Recommendation: Clarify labels (“ComEd Account Number”), include format examples/validation, list accepted file types, and use asterisks consistently.
Account Number
File Formats

Error Labeling

Error Recovery (mobile) Before and After
On mobile, there was no indication why Create Application failed, and no path to resolution offered. I suggested informational cues for error handling.
Status-check flow broke expectations
Returning users landed on a blank application instead of Home. This caused confusion and wasted clicks. The brand logo acted as an external link taking users out of the experience.
Recommendation: Route returning users to Home and reserve “Create new application” for contractor personas.
Contractor multi-application workflow was hidden
Recommendation: Add a visible “Create New Application” CTA on Home for contractors (implemented mid-study).
Before and After


Accessibility/Interaction issues
Primary CTAs competed with each other. There was no visual hierarchy. The Next button advanced users to the bottom of the next page (loss of context), and domain terms (e.g., “prevailing wage”) lacked inline help.
Recommendations: Primary/Secondary/Tertiary button styles. Scroll to top on page advance.
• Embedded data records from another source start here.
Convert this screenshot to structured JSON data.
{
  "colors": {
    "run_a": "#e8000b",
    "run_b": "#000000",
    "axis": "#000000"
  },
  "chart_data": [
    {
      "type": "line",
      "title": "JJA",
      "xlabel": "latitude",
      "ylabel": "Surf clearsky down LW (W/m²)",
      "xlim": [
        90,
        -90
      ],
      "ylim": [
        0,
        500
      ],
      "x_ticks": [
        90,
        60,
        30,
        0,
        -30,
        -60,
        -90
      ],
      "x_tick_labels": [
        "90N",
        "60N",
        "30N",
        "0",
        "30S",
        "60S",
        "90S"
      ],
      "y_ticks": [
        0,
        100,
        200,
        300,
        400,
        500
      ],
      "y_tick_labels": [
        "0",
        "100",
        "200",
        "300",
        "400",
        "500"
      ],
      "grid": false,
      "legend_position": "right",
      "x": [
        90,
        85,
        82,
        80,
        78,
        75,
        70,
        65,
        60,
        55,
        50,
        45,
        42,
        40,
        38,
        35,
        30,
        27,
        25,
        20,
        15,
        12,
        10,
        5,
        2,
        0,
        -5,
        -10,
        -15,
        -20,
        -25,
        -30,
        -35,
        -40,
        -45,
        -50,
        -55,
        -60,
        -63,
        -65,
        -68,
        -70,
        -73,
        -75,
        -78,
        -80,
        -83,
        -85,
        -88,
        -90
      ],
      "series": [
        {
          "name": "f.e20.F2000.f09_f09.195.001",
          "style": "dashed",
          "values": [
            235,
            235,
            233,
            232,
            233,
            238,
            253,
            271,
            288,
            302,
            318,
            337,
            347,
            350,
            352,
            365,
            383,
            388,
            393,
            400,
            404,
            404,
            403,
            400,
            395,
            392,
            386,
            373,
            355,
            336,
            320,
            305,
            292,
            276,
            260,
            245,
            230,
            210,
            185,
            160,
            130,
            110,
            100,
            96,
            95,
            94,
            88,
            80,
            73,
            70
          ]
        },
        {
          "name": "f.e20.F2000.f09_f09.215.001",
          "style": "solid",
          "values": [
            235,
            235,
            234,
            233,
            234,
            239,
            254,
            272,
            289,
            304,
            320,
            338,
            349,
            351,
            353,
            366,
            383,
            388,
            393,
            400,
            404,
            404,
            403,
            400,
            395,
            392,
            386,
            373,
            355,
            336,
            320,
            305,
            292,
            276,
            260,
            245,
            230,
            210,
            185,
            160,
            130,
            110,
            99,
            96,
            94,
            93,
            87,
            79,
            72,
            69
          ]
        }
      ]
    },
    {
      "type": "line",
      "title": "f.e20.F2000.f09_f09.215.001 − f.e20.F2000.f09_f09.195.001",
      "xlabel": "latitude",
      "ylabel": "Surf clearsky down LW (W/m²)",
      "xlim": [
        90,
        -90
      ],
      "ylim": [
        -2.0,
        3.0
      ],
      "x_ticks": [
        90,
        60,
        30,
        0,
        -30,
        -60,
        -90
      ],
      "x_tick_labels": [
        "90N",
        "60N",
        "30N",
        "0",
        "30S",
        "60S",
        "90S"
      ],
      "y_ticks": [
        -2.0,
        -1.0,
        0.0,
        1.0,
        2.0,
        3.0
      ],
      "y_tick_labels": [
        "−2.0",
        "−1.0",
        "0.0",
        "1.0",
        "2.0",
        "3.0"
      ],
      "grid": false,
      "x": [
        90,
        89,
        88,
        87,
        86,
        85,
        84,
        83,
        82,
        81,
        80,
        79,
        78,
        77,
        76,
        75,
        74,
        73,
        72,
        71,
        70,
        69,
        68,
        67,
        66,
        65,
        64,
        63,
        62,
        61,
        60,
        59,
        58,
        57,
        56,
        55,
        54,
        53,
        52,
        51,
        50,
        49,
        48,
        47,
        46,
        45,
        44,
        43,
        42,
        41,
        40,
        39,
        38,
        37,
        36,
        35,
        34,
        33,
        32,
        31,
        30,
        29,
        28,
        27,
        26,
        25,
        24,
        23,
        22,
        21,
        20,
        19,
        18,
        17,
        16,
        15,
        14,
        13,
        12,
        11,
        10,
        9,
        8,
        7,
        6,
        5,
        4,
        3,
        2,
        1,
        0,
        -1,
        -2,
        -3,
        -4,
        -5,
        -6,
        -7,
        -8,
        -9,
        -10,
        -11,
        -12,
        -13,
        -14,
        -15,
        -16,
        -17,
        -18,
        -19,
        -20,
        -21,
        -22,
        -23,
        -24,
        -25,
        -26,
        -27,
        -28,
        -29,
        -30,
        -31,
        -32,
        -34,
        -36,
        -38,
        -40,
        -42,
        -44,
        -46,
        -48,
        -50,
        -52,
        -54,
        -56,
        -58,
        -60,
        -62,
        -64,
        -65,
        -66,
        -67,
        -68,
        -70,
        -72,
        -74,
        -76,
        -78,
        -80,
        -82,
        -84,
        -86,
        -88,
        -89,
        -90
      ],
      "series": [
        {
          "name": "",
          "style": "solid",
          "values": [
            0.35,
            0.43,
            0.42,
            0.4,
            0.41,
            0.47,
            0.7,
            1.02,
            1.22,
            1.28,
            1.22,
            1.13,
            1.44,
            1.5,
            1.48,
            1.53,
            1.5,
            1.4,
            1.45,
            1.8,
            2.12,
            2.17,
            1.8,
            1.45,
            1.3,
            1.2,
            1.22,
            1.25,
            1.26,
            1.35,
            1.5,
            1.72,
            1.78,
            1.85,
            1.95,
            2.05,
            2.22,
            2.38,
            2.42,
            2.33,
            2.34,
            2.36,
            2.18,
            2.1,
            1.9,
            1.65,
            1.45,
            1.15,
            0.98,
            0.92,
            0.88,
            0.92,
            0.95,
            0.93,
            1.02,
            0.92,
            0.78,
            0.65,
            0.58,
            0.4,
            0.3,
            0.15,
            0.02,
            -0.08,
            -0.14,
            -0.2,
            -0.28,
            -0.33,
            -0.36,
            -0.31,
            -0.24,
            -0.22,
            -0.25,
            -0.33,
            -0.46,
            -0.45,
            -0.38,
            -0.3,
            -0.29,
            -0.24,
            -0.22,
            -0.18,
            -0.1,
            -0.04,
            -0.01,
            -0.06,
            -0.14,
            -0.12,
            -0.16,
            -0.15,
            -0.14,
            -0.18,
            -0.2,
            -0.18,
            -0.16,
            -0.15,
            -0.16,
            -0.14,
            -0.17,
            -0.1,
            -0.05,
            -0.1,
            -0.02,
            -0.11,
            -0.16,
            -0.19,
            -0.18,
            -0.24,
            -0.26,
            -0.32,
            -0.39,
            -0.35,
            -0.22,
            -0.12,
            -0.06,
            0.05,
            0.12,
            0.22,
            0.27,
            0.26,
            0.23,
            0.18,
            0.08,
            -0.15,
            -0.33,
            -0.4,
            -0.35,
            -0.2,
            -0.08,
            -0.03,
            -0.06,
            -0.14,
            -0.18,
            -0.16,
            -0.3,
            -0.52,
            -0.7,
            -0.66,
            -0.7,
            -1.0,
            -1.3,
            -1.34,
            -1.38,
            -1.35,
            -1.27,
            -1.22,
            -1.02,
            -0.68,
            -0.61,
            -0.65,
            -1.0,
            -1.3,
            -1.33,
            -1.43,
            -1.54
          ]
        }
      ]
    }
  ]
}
Provide users with inline definitions and make use of tooltips.


Outcomes
We documented an immediate behavior change after adding “Create New Application” on Home, participants 4-5 completed the contractor task with no issues, versus consistent struggling for participants 1-3.
Usability scores:
SCS:

- SUS: 73.82 (above the 68 average benchmark)
- SEQ (ease 7-pt): Task 3 (status check) 4.9; Task 4 (create 2nd app) 5.2; both highlighted where design changes would yield ROI.

Risk and compliance posture: Heuristic/POUR findings informed fixes for headings hierarchy, step navigation, and color contrast, reducing ADA exposure while aiding screen-reader flows.